Domino 5.5.0 (March 2023)

See also the fleetcommand-agent Release Notes.

Validated Frameworks

Kubernetes - see the Kubernetes compatibility chart

New Features

Domino Nexus
Experiment management
Domino Code Assist
Asynchronous Model APIs
New Palantir Foundry data connector

Domino Nexus

Domino Nexus is a single pane of glass that lets you run data science and machine learning workloads across any compute cluster — in any cloud, region, or on-premises. It unifies data science silos across the enterprise, so you have one place to build, deploy, and monitor models.

See these topics for complete details:

Some Domino features work differently in the Nexus hybrid architecture than they do in other types of deployments:

Domino Nexus introduces the concept of data locality.

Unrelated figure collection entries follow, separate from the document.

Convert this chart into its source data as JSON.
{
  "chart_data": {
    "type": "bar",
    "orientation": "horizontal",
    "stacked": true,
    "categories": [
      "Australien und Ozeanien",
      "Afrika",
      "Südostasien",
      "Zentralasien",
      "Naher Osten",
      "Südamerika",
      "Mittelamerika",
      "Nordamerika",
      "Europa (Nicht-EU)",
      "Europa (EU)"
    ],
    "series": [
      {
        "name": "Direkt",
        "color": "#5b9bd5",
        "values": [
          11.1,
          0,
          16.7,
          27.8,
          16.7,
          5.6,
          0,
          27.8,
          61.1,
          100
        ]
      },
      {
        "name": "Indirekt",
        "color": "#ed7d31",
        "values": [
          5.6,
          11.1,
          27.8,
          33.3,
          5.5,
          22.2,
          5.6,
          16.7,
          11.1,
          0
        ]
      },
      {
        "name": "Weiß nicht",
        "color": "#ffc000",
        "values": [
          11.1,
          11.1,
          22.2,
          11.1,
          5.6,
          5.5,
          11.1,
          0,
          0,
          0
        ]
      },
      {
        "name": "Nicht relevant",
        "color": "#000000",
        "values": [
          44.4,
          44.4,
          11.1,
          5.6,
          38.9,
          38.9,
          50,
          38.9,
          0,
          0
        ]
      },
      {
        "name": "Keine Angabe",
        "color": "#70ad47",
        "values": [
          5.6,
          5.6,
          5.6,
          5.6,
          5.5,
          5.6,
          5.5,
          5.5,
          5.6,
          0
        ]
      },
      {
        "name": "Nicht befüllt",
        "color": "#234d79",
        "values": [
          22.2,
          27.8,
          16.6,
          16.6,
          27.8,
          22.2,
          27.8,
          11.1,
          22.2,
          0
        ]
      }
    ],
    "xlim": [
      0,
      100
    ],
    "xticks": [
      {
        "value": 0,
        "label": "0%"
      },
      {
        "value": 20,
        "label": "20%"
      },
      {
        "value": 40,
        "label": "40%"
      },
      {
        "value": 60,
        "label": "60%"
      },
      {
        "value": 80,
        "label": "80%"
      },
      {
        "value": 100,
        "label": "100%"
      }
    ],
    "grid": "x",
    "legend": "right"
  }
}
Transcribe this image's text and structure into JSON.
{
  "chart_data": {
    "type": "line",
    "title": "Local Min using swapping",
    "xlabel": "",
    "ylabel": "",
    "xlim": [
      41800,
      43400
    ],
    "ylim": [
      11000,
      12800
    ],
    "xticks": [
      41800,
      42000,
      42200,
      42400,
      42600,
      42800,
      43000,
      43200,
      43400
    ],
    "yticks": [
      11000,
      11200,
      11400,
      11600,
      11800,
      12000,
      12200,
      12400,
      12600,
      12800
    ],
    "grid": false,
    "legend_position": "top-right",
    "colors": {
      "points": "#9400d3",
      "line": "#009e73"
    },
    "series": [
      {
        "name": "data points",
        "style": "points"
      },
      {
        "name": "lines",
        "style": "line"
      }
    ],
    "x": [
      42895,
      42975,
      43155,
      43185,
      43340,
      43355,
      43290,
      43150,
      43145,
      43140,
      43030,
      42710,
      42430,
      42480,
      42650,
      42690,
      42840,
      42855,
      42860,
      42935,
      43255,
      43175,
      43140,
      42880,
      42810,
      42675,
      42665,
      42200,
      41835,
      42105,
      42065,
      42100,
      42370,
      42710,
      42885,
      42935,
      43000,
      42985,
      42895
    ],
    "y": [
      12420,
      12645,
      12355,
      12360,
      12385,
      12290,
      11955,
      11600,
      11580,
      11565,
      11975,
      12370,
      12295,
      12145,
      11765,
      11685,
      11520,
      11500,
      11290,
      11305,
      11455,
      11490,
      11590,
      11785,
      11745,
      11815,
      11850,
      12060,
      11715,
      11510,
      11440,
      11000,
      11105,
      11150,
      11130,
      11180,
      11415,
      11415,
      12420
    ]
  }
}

Data may only be available in certain data planes due to geographic access restrictions or simply the cost of moving data between data centers. Domino automatically mounts all available data for a given data plane.
These features are only available in the Local data plane (hosted in the control plane):
- Model APIs
- Apps
- Datasets
- Trino data sources
- Other types of data sources can be accessed on both the Local and remote data planes, but functionality on remote data planes is in Preview. Functionality for restricting data sources to specific data planes is under development. External Data Volumes (EDVs) are the primary method for accessing large data sets, and have a first-class notion of data locality; see Associate Data Planes with EDVs.
When you launch an execution, hardware tiers are grouped by data plane. Select a tier in the data plane in which the execution should run. The Local data plane corresponds to running the execution in the Domino control plane cluster.
For compute clusters that include a user interface, the UI link is available only if the data plane is configured for workspaces. See Enable A Data Plane For Workspaces. If the data plane is not configured for workspaces, clusters can still be used with jobs, but the user interface link is disabled.

Experiment management

Domino experiment management leverages MLflow Tracking to enable easy logging of experiment parameters, metrics, and artifacts, while providing a Domino-native user experience to help you analyze your results. MLflow runs as a service in your Domino cluster, fully integrated within your workspace and jobs, and honoring role-based access control. Existing MLflow experiments works right out of the box with no code changes required.

See Experiments for complete details.

Note	This feature is disabled by default. To use it, an admin must enable it in the Central Configuration by setting `com.cerebro.domino.workbench.experimentManagement.enabled` to `true`. When experiment management is enabled, the project menu changes as described in Improvements below.

Domino Code Assist

Domino Code Assist automatically generates Python and R Code for common data science and analysis tasks through a simple point-and-click interface.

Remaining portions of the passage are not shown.